In 2002 we created Youth Choosing Peace to support Bosnian teenagers to overcome the divisions left by the 1992-1995 war through projects that build relationships and promote inter-ethnic cooperation. During 2002 and 2003 Bosniak, Bosnian Serb, and Bosnian Croat teens from different high schools in Sarajevo in the Federation and Lukavica in Republika Srspka came together, and created artwork and writings for their exhibit, Aftershocks; Growing up in the Aftermath which dealt with the long-term effects of violence and war on young people. It opened at the United Nations Headquarters in NYC in 2003 and continues to travel on an international level. In 2004 and 2005 the teens began an investigation of the history of the war years together in a project called Telling History that led them to conceive and create a Youth Constitution of Bosnia and Herzegovina.

The Telling History project trains students in our program to look at history from multiple perspectives weighing evidence from the past to develop freedom of thought and communication needed to resist forces that mobilize “history” in support of nationalist agendas.

In this process, while examining the Article IV of the Dayton Accord, their country’s Constitution, a heated debate occurred in the classroom involving the designation of multi-ethnic groups and what future was possible for the youth in a country divided in such a fashion. As a way to learn more and resolve the dispute the teens began a courageous project to draft a Youth Constitution for Bosnia and Herzegovina. For them this task was extremely serious.
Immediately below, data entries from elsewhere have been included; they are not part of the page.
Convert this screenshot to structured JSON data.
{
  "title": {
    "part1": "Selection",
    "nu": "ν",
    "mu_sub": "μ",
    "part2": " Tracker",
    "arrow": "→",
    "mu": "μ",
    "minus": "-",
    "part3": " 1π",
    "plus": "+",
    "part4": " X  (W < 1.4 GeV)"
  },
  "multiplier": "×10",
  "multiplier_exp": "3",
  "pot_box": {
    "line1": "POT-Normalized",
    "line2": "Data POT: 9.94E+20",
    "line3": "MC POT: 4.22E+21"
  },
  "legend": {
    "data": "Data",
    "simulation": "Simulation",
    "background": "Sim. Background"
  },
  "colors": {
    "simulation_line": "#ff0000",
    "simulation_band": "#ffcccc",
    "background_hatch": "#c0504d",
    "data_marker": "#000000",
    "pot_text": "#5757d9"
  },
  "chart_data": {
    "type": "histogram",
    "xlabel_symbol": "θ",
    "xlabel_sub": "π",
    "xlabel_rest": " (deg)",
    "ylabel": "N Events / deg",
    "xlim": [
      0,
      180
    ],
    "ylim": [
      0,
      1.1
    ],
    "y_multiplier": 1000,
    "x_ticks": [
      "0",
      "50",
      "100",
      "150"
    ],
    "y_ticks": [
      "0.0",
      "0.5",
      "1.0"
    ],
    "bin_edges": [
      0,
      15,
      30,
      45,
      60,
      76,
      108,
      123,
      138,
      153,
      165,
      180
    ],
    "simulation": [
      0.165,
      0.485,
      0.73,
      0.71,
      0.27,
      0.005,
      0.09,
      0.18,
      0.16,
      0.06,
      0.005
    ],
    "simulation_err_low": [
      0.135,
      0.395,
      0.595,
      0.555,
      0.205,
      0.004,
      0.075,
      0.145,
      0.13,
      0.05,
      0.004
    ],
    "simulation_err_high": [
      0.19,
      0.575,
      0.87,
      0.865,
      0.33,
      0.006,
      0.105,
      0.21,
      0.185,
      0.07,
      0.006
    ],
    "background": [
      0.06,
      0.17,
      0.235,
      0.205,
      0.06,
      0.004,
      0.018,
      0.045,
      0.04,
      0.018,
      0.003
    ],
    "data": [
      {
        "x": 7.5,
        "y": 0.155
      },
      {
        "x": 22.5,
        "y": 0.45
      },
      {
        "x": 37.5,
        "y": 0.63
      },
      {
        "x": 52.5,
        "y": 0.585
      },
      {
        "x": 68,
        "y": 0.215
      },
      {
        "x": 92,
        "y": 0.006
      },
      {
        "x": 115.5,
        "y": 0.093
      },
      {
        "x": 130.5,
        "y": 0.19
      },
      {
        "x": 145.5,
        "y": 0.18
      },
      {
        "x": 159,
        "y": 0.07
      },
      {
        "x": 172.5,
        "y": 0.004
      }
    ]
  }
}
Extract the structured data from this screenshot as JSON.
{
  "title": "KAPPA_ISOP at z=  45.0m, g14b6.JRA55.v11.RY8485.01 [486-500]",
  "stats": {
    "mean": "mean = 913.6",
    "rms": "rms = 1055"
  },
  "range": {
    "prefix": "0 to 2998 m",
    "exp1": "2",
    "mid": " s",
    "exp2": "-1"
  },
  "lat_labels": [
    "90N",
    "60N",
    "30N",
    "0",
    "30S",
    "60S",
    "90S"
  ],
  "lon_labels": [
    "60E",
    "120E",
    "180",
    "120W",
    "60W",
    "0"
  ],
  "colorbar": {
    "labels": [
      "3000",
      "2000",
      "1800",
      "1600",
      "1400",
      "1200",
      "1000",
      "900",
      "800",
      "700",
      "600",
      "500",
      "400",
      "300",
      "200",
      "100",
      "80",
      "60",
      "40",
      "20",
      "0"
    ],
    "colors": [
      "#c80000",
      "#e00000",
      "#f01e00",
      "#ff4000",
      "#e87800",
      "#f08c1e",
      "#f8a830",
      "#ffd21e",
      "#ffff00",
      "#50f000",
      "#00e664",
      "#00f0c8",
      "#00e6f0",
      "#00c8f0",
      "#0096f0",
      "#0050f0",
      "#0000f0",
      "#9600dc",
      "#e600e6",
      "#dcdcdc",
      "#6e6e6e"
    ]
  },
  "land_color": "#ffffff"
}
They drafted a preamble that commits the nation to unity and equality. They spent several months meeting with constitutional lawyers and discussing their ideas for constitutional change. They chose to seek the collaboration of youth in other parts of BiH and have become ‘Youth Ambassadors’ travelling to different towns and cities to lead ‘Constitutional Conventions’.

 


Their Youth Constitution of Bosnia and Herzegovina reveals what their country can look like if it builds a country based on citizenship and not based on being a member of a constituent peoples. There is no concept in the current Constitution of BiH of being a citizen first before being part of a constituent peoples with contested histories.

The youth in our program presented their Youth Constitution of Bosnia and Herzegovina to their country in November, 2005. It was discussed nationwide, in the European Parliament and in the United States White House.